A dark end table sported a huge light-brown fleck that oozed and dribbled out in a kind of sickly sunburst design. On this table, and in various other places throughout the room, sat Mom’s snake plants, flecked by Nature herself. The kitchen linoleum had flecks, as did the Bakelite countertop. Even my corduroys and sweaters had flecks: stipples and dabs of off-color wool, as if the sheep responsible had had a rash. I hated flecks. They were itchy.
We had not yet, however, reached the pinnacle of fleckdom. One day when I was about 8 years old, Mom announced: "Guess what? We’re gonna spray-paint the furniture in your bedroom."
I had to speak up. "If it’s pink, I’m moving." Mom said: "Let me know if you need help packing."

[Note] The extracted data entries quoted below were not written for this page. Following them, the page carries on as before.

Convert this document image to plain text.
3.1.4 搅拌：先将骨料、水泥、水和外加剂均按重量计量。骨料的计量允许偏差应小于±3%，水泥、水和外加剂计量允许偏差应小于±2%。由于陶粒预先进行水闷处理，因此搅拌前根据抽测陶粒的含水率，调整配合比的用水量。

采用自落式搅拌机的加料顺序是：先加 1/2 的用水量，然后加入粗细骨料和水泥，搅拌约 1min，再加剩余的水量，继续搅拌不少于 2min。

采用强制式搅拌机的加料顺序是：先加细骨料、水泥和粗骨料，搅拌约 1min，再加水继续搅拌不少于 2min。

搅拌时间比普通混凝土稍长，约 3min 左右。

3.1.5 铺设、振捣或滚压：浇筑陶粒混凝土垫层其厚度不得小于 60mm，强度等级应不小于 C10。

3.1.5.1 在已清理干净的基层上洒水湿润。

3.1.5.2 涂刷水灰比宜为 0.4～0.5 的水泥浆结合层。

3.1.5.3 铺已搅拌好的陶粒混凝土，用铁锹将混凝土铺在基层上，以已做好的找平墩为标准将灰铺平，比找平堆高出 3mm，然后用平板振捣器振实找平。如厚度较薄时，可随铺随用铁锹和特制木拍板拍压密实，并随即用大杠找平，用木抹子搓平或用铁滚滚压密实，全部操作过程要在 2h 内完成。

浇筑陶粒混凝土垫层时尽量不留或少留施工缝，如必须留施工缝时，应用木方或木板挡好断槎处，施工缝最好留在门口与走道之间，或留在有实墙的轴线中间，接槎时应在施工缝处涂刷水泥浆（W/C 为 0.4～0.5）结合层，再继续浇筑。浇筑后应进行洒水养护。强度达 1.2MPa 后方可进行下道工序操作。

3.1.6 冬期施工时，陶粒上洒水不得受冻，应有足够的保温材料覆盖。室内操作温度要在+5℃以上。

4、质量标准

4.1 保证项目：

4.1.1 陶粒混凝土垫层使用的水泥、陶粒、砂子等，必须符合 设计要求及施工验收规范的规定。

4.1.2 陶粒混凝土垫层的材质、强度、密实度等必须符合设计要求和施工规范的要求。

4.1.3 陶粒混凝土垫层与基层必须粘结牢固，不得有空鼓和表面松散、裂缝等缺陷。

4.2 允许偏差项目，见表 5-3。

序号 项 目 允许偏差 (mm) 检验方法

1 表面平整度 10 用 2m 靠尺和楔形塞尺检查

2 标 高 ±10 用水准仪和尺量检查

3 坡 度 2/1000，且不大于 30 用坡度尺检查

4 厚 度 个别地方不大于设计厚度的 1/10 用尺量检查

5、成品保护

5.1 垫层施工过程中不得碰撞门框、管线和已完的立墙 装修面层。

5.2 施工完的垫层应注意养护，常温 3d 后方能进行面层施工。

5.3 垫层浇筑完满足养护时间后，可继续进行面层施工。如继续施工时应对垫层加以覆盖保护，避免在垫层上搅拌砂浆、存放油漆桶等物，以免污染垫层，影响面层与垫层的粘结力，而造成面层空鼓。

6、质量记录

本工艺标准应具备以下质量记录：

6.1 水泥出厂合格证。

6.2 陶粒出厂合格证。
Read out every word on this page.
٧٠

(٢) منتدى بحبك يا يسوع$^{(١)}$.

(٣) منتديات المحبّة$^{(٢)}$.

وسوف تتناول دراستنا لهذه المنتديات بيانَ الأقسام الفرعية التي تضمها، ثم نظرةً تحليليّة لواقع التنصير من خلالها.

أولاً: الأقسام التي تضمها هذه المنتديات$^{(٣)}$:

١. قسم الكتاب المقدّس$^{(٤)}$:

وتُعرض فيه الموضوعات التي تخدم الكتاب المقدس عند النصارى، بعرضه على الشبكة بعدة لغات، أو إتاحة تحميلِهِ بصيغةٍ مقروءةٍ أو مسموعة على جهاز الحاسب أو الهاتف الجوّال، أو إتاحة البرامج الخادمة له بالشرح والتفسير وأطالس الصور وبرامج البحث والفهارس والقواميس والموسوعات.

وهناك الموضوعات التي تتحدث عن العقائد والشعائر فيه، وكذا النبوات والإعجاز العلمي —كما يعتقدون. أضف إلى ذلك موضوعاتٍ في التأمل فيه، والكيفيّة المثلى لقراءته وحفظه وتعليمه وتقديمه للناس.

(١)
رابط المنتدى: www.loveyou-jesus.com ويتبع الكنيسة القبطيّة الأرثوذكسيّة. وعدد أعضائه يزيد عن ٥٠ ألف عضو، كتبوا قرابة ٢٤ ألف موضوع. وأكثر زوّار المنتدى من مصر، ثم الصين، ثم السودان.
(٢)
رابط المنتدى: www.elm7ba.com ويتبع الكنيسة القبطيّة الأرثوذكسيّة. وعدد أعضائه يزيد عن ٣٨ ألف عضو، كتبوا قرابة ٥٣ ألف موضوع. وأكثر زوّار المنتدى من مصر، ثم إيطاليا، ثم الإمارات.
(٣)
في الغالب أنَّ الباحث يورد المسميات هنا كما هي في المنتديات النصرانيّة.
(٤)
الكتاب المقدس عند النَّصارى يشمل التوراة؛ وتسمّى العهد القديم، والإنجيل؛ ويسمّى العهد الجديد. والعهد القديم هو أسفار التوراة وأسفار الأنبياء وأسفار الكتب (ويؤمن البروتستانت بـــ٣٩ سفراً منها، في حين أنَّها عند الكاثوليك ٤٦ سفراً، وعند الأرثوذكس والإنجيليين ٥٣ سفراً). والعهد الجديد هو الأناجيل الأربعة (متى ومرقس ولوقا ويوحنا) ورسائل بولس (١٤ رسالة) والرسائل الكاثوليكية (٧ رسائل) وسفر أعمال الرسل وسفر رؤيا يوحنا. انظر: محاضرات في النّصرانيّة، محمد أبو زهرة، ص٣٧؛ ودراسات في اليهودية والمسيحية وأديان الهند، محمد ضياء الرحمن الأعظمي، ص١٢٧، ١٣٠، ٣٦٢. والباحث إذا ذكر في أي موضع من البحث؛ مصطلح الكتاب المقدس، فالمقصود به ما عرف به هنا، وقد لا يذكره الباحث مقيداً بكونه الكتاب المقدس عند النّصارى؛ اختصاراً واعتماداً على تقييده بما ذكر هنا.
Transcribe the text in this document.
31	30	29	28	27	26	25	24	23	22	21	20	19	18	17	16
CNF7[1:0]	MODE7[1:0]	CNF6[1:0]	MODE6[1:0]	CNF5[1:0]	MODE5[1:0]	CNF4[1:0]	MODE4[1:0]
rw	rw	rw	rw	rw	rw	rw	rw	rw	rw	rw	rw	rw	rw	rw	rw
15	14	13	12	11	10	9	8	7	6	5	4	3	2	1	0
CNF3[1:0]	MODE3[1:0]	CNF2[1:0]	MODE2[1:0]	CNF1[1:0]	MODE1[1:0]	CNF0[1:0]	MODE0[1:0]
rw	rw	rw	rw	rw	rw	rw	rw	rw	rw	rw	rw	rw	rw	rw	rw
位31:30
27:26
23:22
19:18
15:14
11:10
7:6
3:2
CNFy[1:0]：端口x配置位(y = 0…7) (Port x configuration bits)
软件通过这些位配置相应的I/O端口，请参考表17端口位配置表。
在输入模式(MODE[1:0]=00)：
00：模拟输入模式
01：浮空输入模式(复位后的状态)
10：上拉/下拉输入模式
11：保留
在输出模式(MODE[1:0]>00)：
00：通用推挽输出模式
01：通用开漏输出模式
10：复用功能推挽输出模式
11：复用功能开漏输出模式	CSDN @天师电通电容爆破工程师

The name of the base hue was Caucasian Flesh. For days, Mom and Dad, surrounded by a sea of New York Posts, daubed away with their brushes, undercoating everything. When they were done, the furniture looked alive, like something hauled straight out of a bad sci-fi movie: The Invasion of the Bedroom Set.
Our collection of nonmatching items told the history of bad taste in furnishings. But none of the pieces escaped my parents’ Urban Uglification project. A sturdy mahogany dresser became an immense living blob, a scary creature with brass handles for eyes. A small chestnut dresser with Art Deco bookcase wings turned into an organic flying hulk. An enormous mirror frame was transmogrified into a pair of monstrous lips around a reflective, gaping mouth. My ratty old toy box was animated into a rectangular troll that had eaten all of my favorite possessions. Two delicate night tables that would not have looked out of place in the sewing room of a 17th-century French castle suddenly seemed to be manufactured out of cotton candy.
"Yuck!" I screamed. "The whole room is pink. How can I bring my friends in here? They’ll think I’m a girl."
"Believe me, when we’re done, your friends will be jealous," Dad said.